The partners of at least 21 employees in Ann Arbor and Washtenaw County government stand to lose their health insurance coverage now that Gov. Rick Snyder has signed the ban.
Ypsilanti Mayor Paul Schreiber said the city of Ypsilanti hasn’t yet determined the impact. But in Ann Arbor, a handful of city employees stand to lose their benefits now.
Ann Arbor Mayor John Hieftje said city officials will be looking to see if there’s any “wiggle room” in the law that might allow the city to continue providing domestic partner benefits.
“I certainly would like to maintain benefits for all of our employees,” he said. “I think it’s not in the interests of Ann Arbor or even the state of Michigan to exclude people from benefits that are available to other employees. And it’s certainly going to hurt the city.”
The state’s 2004 constitutional ban on same-sex marriage has been ruled to ban public entities from providing health insurance to the gay and lesbian partners of their employees. Some government entities, including Ann Arbor and Washtenaw County, have tried to work around the ban with live-in language that omits any reference to a same-sex relationship.
City Administrator Steve Powers said the city of Ann Arbor has been offering domestic partner benefits as long as the employee and “other qualified adult” have lived together for 18 months. He said 12 adults currently receive such coverage from the city.
The county’s policy is similar. County Administrator Verna McDaniel said the county provides domestic partner benefits to nine “other eligible adults” right now.

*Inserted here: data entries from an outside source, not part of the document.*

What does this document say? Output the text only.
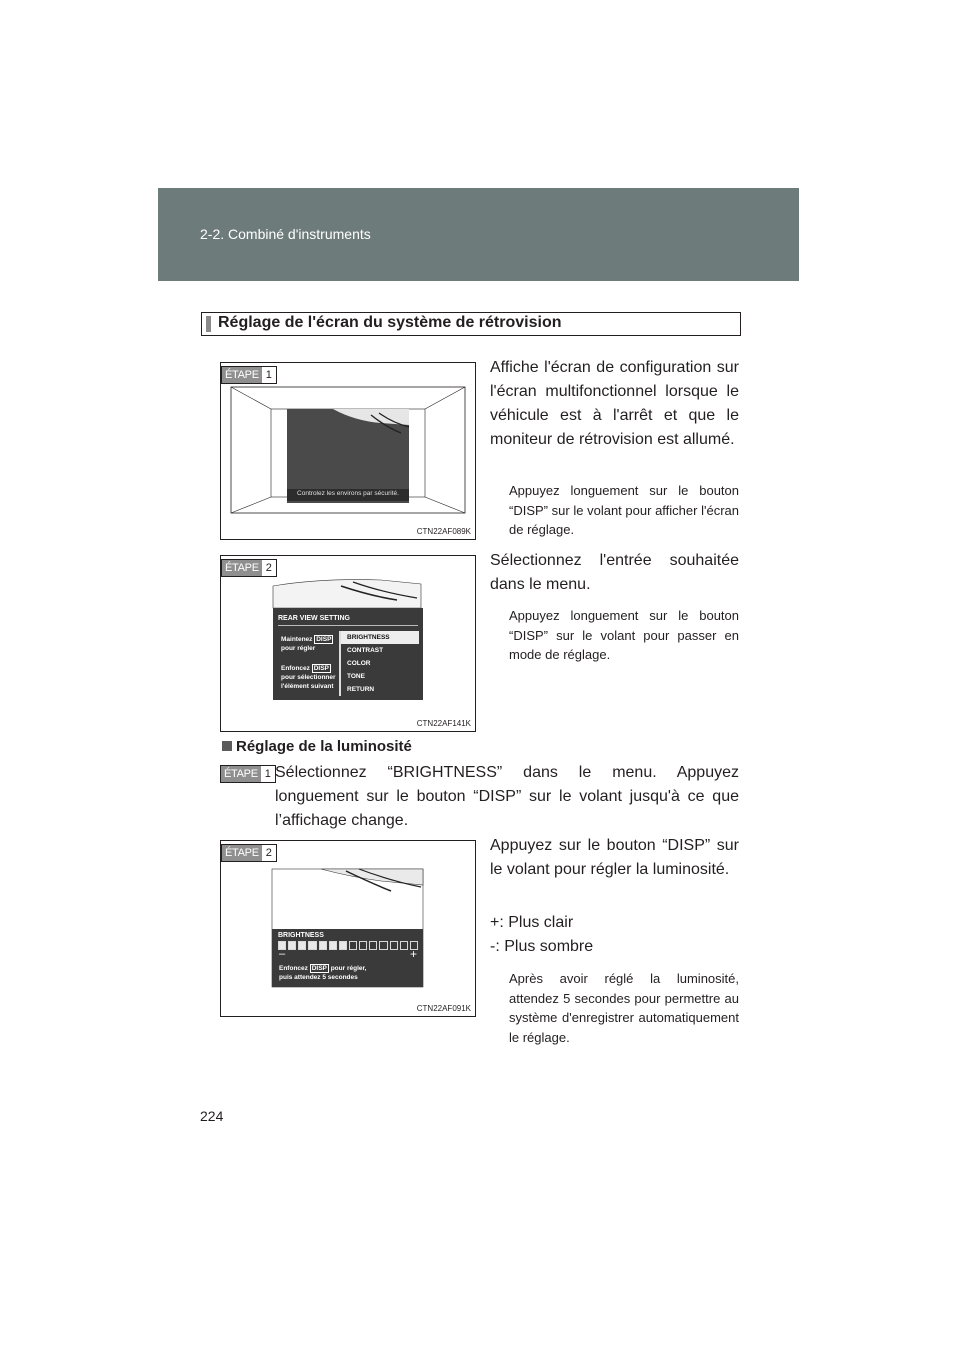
2-2. Combiné d'instruments
Réglage de l'écran du système de rétrovision
ÉTAPE 1
Controlez les environs par sécurité.
CTN22AF089K
Affiche l'écran de configuration sur l'écran multifonctionnel lorsque le véhicule est à l'arrêt et que le moniteur de rétrovision est allumé.
Appuyez longuement sur le bouton “DISP” sur le volant pour afficher l'écran de réglage.
ÉTAPE 2
REAR VIEW SETTING
Maintenez DISP
pour régler
Enfoncez DISP
pour sélectionner
l'élément suivant
BRIGHTNESS
CONTRAST
COLOR
TONE
RETURN
CTN22AF141K
Sélectionnez l'entrée souhaitée dans le menu.
Appuyez longuement sur le bouton “DISP” sur le volant pour passer en mode de réglage.
Réglage de la luminosité
ÉTAPE 1 Sélectionnez “BRIGHTNESS” dans le menu. Appuyez longuement sur le bouton “DISP” sur le volant jusqu'à ce que l’affichage change.
ÉTAPE 2
BRIGHTNESS
–	+
Enfoncez DISP pour régler,
puis attendez 5 secondes
CTN22AF091K
Appuyez sur le bouton “DISP” sur le volant pour régler la luminosité.
+: Plus clair
-: Plus sombre
Après avoir réglé la luminosité, attendez 5 secondes pour permettre au système d'enregistrer automatiquement le réglage.
224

Snyder’s signing of the controversial legislation has spurred criticism from Democrats and liberal groups that consider the legislation an attack on gays and lesbians. The American Civil Liberties Union of Michigan has vowed to challenge the law in court.
It is unclear whether the bill applies to state universities, although Snyder asserts that it does not. House Republicans, meanwhile, say it does apply to university employees.

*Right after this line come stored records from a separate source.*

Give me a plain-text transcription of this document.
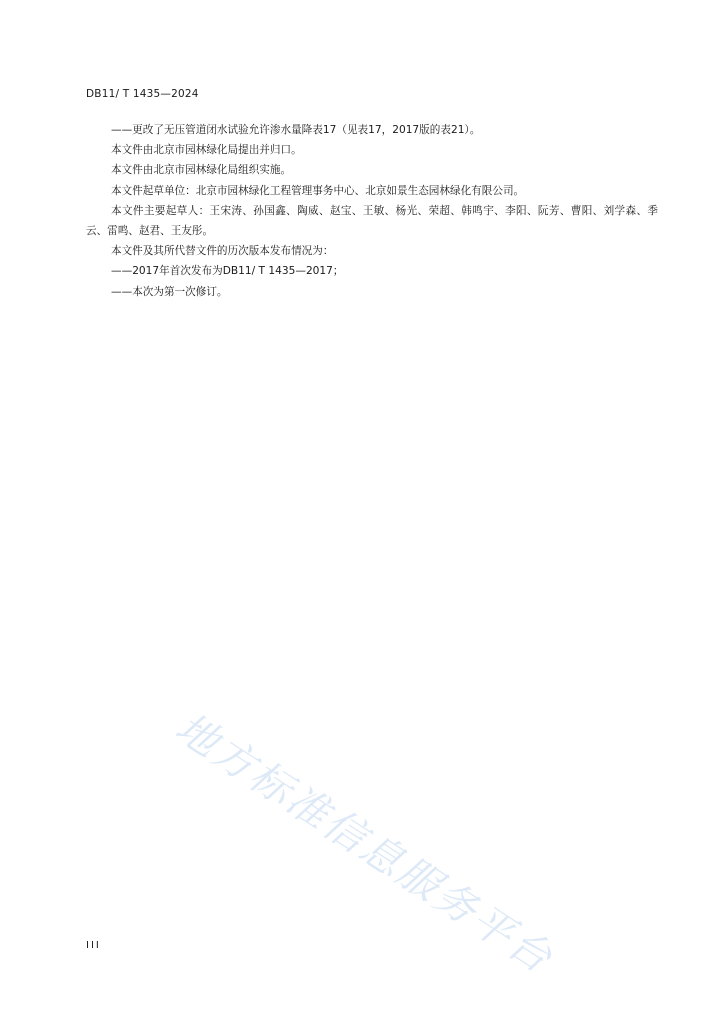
DB11/ T 1435—2024

——更改了无压管道闭水试验允许渗水量降表17（见表17，2017版的表21）。

本文件由北京市园林绿化局提出并归口。

本文件由北京市园林绿化局组织实施。

本文件起草单位：北京市园林绿化工程管理事务中心、北京如景生态园林绿化有限公司。

本文件主要起草人：王宋涛、孙国鑫、陶威、赵宝、王敏、杨光、荣超、韩鸣宇、李阳、阮芳、曹阳、刘学森、季云、雷鸣、赵君、王友彤。

本文件及其所代替文件的历次版本发布情况为：

——2017年首次发布为DB11/ T 1435—2017；

——本次为第一次修订。

地方标准信息服务平台
III
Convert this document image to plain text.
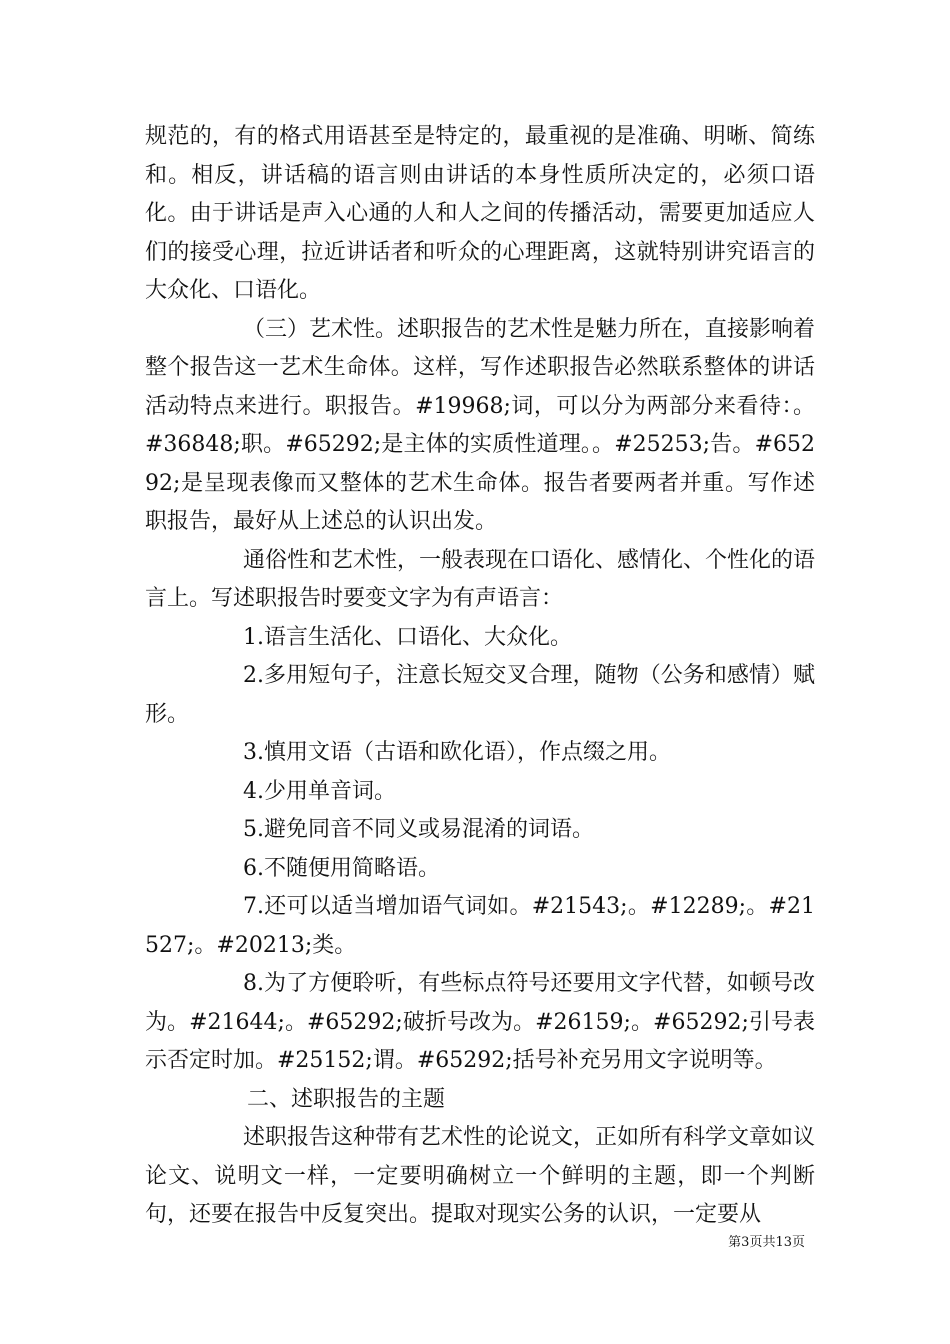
规范的，有的格式用语甚至是特定的，最重视的是准确、明晰、简练和。相反，讲话稿的语言则由讲话的本身性质所决定的，必须口语化。由于讲话是声入心通的人和人之间的传播活动，需要更加适应人们的接受心理，拉近讲话者和听众的心理距离，这就特别讲究语言的大众化、口语化。

（三）艺术性。述职报告的艺术性是魅力所在，直接影响着整个报告这一艺术生命体。这样，写作述职报告必然联系整体的讲话活动特点来进行。职报告。#19968;词，可以分为两部分来看待：。#36848;职。#65292;是主体的实质性道理。。#25253;告。#65292;是呈现表像而又整体的艺术生命体。报告者要两者并重。写作述职报告，最好从上述总的认识出发。

通俗性和艺术性，一般表现在口语化、感情化、个性化的语言上。写述职报告时要变文字为有声语言：

1.语言生活化、口语化、大众化。

2.多用短句子，注意长短交叉合理，随物（公务和感情）赋形。

3.慎用文语（古语和欧化语），作点缀之用。

4.少用单音词。

5.避免同音不同义或易混淆的词语。

6.不随便用简略语。

7.还可以适当增加语气词如。#21543;。#12289;。#21527;。#20213;类。

8.为了方便聆听，有些标点符号还要用文字代替，如顿号改为。#21644;。#65292;破折号改为。#26159;。#65292;引号表示否定时加。#25152;谓。#65292;括号补充另用文字说明等。

二、述职报告的主题

述职报告这种带有艺术性的论说文，正如所有科学文章如议论文、说明文一样，一定要明确树立一个鲜明的主题，即一个判断句，还要在报告中反复突出。提取对现实公务的认识，一定要从

第3页共13页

Most political insiders are expecting the issue to be decided in the courts. State Rep. Dave Agema, R-Grandville, the bill sponsor, maintains that universities aren’t above the law.

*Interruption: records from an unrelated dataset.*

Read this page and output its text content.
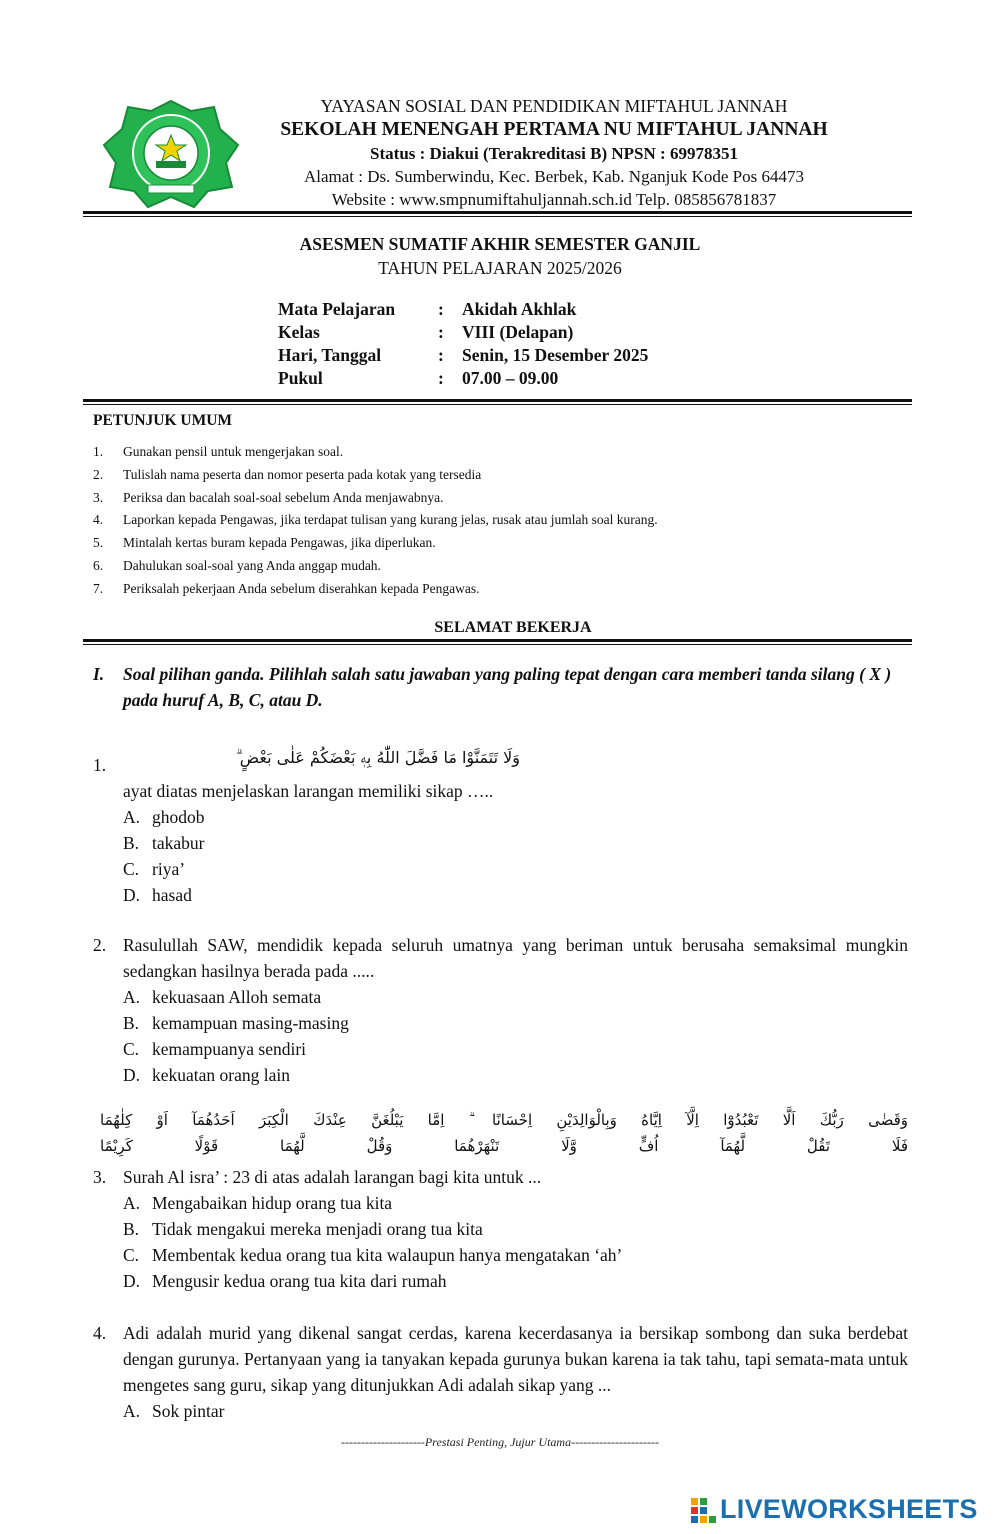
YAYASAN SOSIAL DAN PENDIDIKAN MIFTAHUL JANNAH
SEKOLAH MENENGAH PERTAMA NU MIFTAHUL JANNAH
Status : Diakui (Terakreditasi B) NPSN : 69978351
Alamat : Ds. Sumberwindu, Kec. Berbek, Kab. Nganjuk Kode Pos 64473
Website : www.smpnumiftahuljannah.sch.id Telp. 085856781837
ASESMEN SUMATIF AKHIR SEMESTER GANJIL
TAHUN PELAJARAN 2025/2026
Mata Pelajaran	:	Akidah Akhlak
Kelas	:	VIII (Delapan)
Hari, Tanggal	:	Senin, 15 Desember 2025
Pukul	:	07.00 – 09.00
PETUNJUK UMUM
1.	Gunakan pensil untuk mengerjakan soal.
2.	Tulislah nama peserta dan nomor peserta pada kotak yang tersedia
3.	Periksa dan bacalah soal-soal sebelum Anda menjawabnya.
4.	Laporkan kepada Pengawas, jika terdapat tulisan yang kurang jelas, rusak atau jumlah soal kurang.
5.	Mintalah kertas buram kepada Pengawas, jika diperlukan.
6.	Dahulukan soal-soal yang Anda anggap mudah.
7.	Periksalah pekerjaan Anda sebelum diserahkan kepada Pengawas.
SELAMAT BEKERJA
I. Soal pilihan ganda. Pilihlah salah satu jawaban yang paling tepat dengan cara memberi tanda silang ( X ) pada huruf A, B, C, atau D.
1.	وَلَا تَتَمَنَّوْا مَا فَضَّلَ اللّٰهُ بِهٖ بَعْضَكُمْ عَلٰى بَعْضٍ ۗ
ayat diatas menjelaskan larangan memiliki sikap …..
A. ghodob
B. takabur
C. riya’
D. hasad
2. Rasulullah SAW, mendidik kepada seluruh umatnya yang beriman untuk berusaha semaksimal mungkin sedangkan hasilnya berada pada .....
A. kekuasaan Alloh semata
B. kemampuan masing-masing
C. kemampuanya sendiri
D. kekuatan orang lain
وَقَضٰى رَبُّكَ اَلَّا تَعْبُدُوْٓا اِلَّآ اِيَّاهُ وَبِالْوَالِدَيْنِ اِحْسَانًا ۗ اِمَّا يَبْلُغَنَّ عِنْدَكَ الْكِبَرَ اَحَدُهُمَآ اَوْ كِلٰهُمَا
فَلَا تَقُلْ لَّهُمَآ اُفٍّ وَّلَا تَنْهَرْهُمَا وَقُلْ لَّهُمَا قَوْلًا كَرِيْمًا
3. Surah Al isra’ : 23 di atas adalah larangan bagi kita untuk ...
A. Mengabaikan hidup orang tua kita
B. Tidak mengakui mereka menjadi orang tua kita
C. Membentak kedua orang tua kita walaupun hanya mengatakan ‘ah’
D. Mengusir kedua orang tua kita dari rumah
4. Adi adalah murid yang dikenal sangat cerdas, karena kecerdasanya ia bersikap sombong dan suka berdebat dengan gurunya. Pertanyaan yang ia tanyakan kepada gurunya bukan karena ia tak tahu, tapi semata-mata untuk mengetes sang guru, sikap yang ditunjukkan Adi adalah sikap yang ...
A. Sok pintar
---------------------Prestasi Penting, Jujur Utama----------------------
LIVEWORKSHEETS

According to other news reports, Gary Glenn, an anti-gay activist who is running for the U.S. Senate as a Republican, is calling for a formal attorney general opinion on the issue.
Snyder maintains his signing of the ban is a continuation of his efforts to help address “the spiraling costs of health care and other post-retirement benefits.”
The ban has been strongly opposed by the Ann Arbor City Council, Washtenaw County Board of Commissioners, Ann Arbor/Ypsilanti Regional Chamber of Commerce, University of Michigan and Eastern Michigan University.
“We’ve been looking at the law as it came out of the Legislature, and we passed a resolution against it,” Hieftje said. “Now that it’s final, we’ll be taking a deeper look.”
Even though the law doesn’t apply to private employers, Hieftje said he thinks it’s going to hurt businesses in Michigan.